La scène s’ouvre sur le Pequod qui rencontre le Bachelor, un navire de Nantucket dont l’extraordinaire succès l’a transformé en célébration flottante. Ayant obtenu plus d’huile que ses cales ne peuvent raisonnablement en contenir, l’équipage du Bachelor a eu recours au stockage du sperme dans tous les récipients imaginables — du chapeau du capitaine aux coffres de calfatage et aux ustensiles ménagers bouchés — tout en festoyant à une table façonnée avec un crâne de baleine. Les trois vigies en haut du mât portent des rubans rouges festifs, et le navire entier flamboie de drapeaux et de signaux ; des musiciens jouent sur le pont, et l’équipage danse et chante, ivre d’huile et de succès. Le contraste entre la joie du Bachelor et l’obsession sombre et concentrée du Pequod ne pourrait être plus frappant : tandis que l’équipage du Bachelor célèbre un voyage qui les a rendus riches, l’équipage du Pequod vogue vers une mort quasi certaine, sa joie écrasée sous le poids de la monomanie d’Achab. Cette rencontre sert de rappel amer de ce que l’équipage du Pequod a sacrifié dans sa poursuite de la baleine blanche : le plaisir simple et honnête d’un voyage réussi, la promesse de richesse et un retour sain et sauf à la maison, la chance de vivre une vie normale.

Le typhon qui frappe le Pequod dans ces chapitres arrive sans avertissement, un visiteur convenablement malveillant dans des eaux décrites comme parmi les plus belles de la terre. Melville ouvre en invoquant le paradoxe qui imprègne toute la nature tropicale : les climats les plus chauds nourrissent les crocs les plus cruels, les cieux les plus somptueux dissimulent les tonnerres les plus mortels. De ces « resplendissantes mers japonaises » émerge une tempête qui éclate sur le navire « comme une bombe qui explose sur une ville étourdie et ensommeillée ». Au soir, le Pequod est dépouillé de toutes ses voiles, réduit à ses mâts nus et ballotté par les vagues, l’équipage accroché au gréement tandis que le vent hurle au-dessus de leurs têtes.

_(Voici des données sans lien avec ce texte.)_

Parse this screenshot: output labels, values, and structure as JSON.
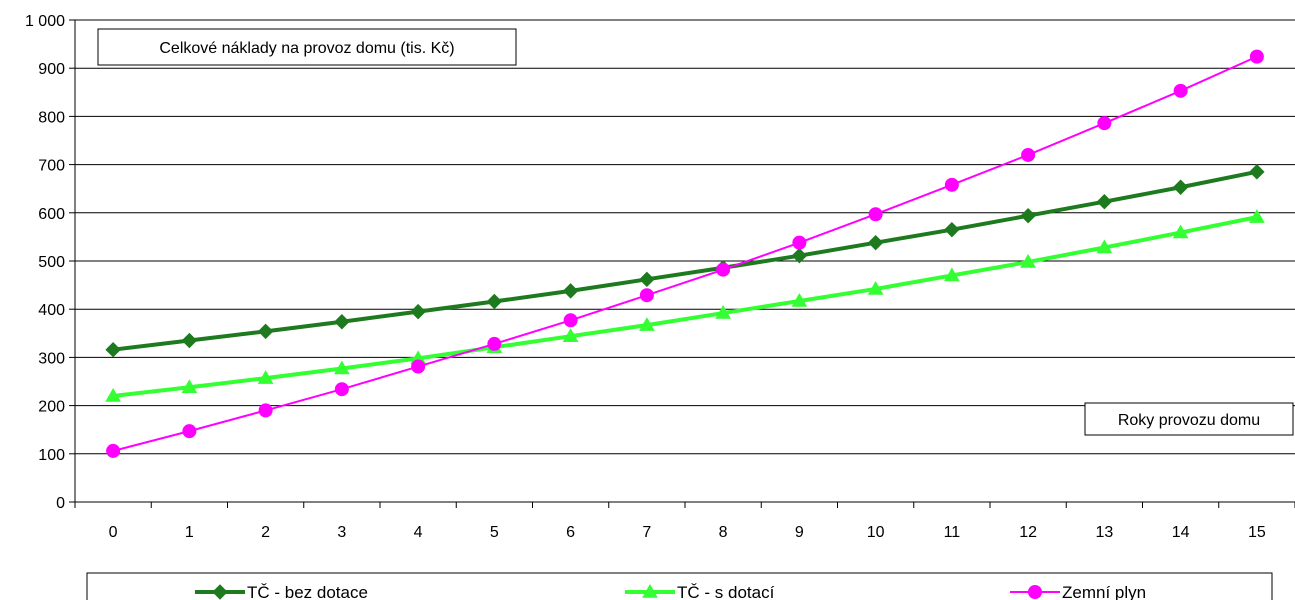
{
  "chart_data": {
    "type": "line",
    "title": "Celkové náklady na provoz domu (tis. Kč)",
    "xlabel": "Roky provozu domu",
    "ylabel": "",
    "x": [
      0,
      1,
      2,
      3,
      4,
      5,
      6,
      7,
      8,
      9,
      10,
      11,
      12,
      13,
      14,
      15
    ],
    "ylim": [
      0,
      1000
    ],
    "yticks": [
      0,
      100,
      200,
      300,
      400,
      500,
      600,
      700,
      800,
      900,
      1000
    ],
    "ytick_labels": [
      "0",
      "100",
      "200",
      "300",
      "400",
      "500",
      "600",
      "700",
      "800",
      "900",
      "1 000"
    ],
    "grid": true,
    "legend_position": "bottom",
    "series": [
      {
        "name": "TČ - bez dotace",
        "color": "#1e7a1e",
        "marker": "diamond",
        "values": [
          316,
          335,
          354,
          374,
          395,
          416,
          438,
          462,
          486,
          511,
          538,
          565,
          594,
          623,
          653,
          685
        ]
      },
      {
        "name": "TČ - s dotací",
        "color": "#33ff33",
        "marker": "triangle",
        "values": [
          220,
          238,
          257,
          277,
          298,
          321,
          344,
          367,
          392,
          417,
          442,
          470,
          498,
          528,
          559,
          591
        ]
      },
      {
        "name": "Zemní plyn",
        "color": "#ff00ff",
        "marker": "circle",
        "values": [
          106,
          147,
          190,
          234,
          281,
          328,
          377,
          429,
          482,
          538,
          597,
          658,
          720,
          786,
          853,
          924
        ]
      }
    ]
  }
}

Ahab, que la tempête n’ébranle pas, se tient sur la dunette tenant un paratonnerre, déclarant que la tempête est un signe du ciel que sa quête est juste, que Dieu lui-même est de son côté dans la chasse à Moby Dick. Le chapitre mêle des descriptions viscérales de la violence de la tempête à des méditations philosophiques sur le destin et le libre arbitre, tandis qu’Ahab interprète la tempête comme une validation de son obsession, alors que Starbuck y voit un avertissement de Dieu pour qu’il fasse demi-tour avant qu’il ne soit trop tard.

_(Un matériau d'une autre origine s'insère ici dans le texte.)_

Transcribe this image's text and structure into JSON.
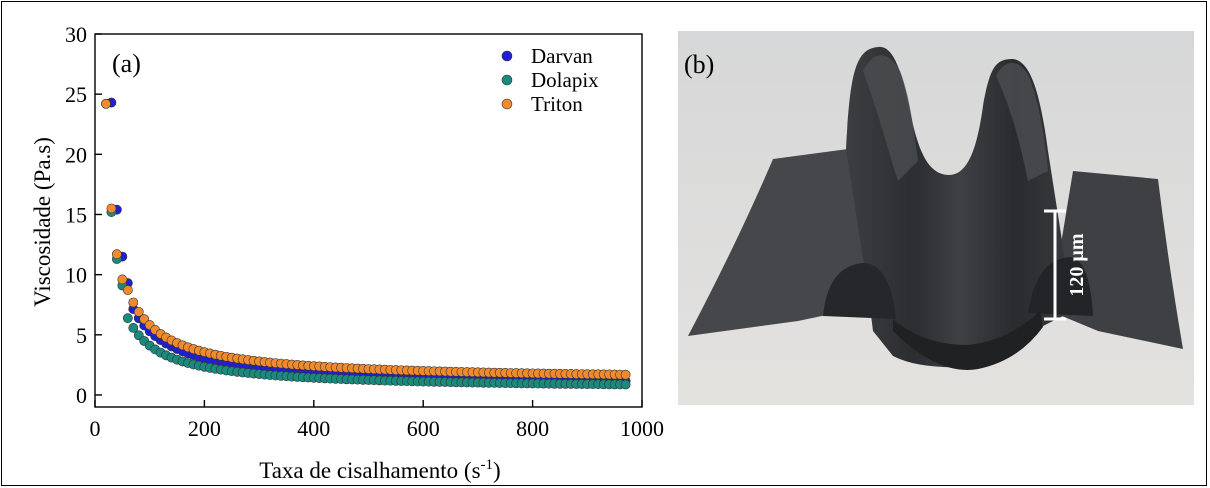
{
  "chart_data": {
    "type": "scatter",
    "panel_label": "(a)",
    "xlabel": "Taxa de cisalhamento (s",
    "xlabel_sup": "-1",
    "xlabel_tail": ")",
    "ylabel": "Viscosidade (Pa.s)",
    "xlim": [
      0,
      1000
    ],
    "ylim": [
      -1,
      30
    ],
    "xticks": [
      0,
      200,
      400,
      600,
      800,
      1000
    ],
    "yticks": [
      0,
      5,
      10,
      15,
      20,
      25,
      30
    ],
    "grid": false,
    "legend_position": "top-right",
    "series": [
      {
        "name": "Darvan",
        "color": "#1f1fd6",
        "x_start": 30,
        "x_end": 970,
        "x_step": 10,
        "first_points": [
          [
            30,
            24.3
          ],
          [
            40,
            15.4
          ],
          [
            50,
            11.5
          ],
          [
            60,
            9.3
          ]
        ],
        "model": {
          "a": 340,
          "b": 0.93,
          "c": 0.6
        }
      },
      {
        "name": "Dolapix",
        "color": "#1b8a7e",
        "x_start": 20,
        "x_end": 970,
        "x_step": 10,
        "first_points": [
          [
            20,
            24.2
          ],
          [
            30,
            15.2
          ],
          [
            40,
            11.3
          ],
          [
            50,
            9.1
          ]
        ],
        "model": {
          "a": 290,
          "b": 0.95,
          "c": 0.45
        }
      },
      {
        "name": "Triton",
        "color": "#f08a2c",
        "x_start": 20,
        "x_end": 970,
        "x_step": 10,
        "first_points": [
          [
            20,
            24.2
          ],
          [
            30,
            15.5
          ],
          [
            40,
            11.7
          ],
          [
            50,
            9.6
          ]
        ],
        "model": {
          "a": 370,
          "b": 0.95,
          "c": 1.15
        }
      }
    ]
  },
  "photo": {
    "panel_label": "(b)",
    "scale_bar_label": "120 µm",
    "colors": {
      "background": "#d9d8d6",
      "film": "#3a3b3d",
      "film_highlight": "#56585b",
      "film_shadow": "#232426"
    }
  }
}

Les chapitres 123 à 125 présentent trois épisodes interconnectés unis par les suites du grand Typhon, chacun explorant une facette différente de la tension entre la volonté indomptable d’Ahab et les forces, à la fois naturelles et morales, qui conspirent contre elle. Le premier chapitre s’ouvre sur une découverte stupéfiante : la boussole du navire a été inversée par la foudre, de sorte que l’aiguille nord pointe vers le sud. Ahab, furieux, brise la boussole et la remplace par une neuve, déclarant qu’il ne se laissera pas guider par des instruments qui n’obéissent pas à sa volonté. Le deuxième chapitre suit Starbuck tandis qu’il se tient sur le pont, tenant un mousquet et envisageant de tirer sur Ahab pour sauver le reste de l’équipage. Il lève l’arme, le doigt sur la détente, mais ne parvient pas à appuyer, paralysé par un mélange de peur, de loyauté et la conviction que le destin d’Ahab est scellé par des forces hors du contrôle humain. Le troisième chapitre décrit une étrange lumière spectrale qui apparaît sur les mâts du navire après la tempête, que les marins interprètent comme un signe du feu de Saint-Elme, un présage saint pour les uns, une malédiction pour les autres. Ahab, bien entendu, l’interprète comme un signe que sa quête est bénie, tandis que Starbuck y voit l’avertissement de la perdition qui les attend tous.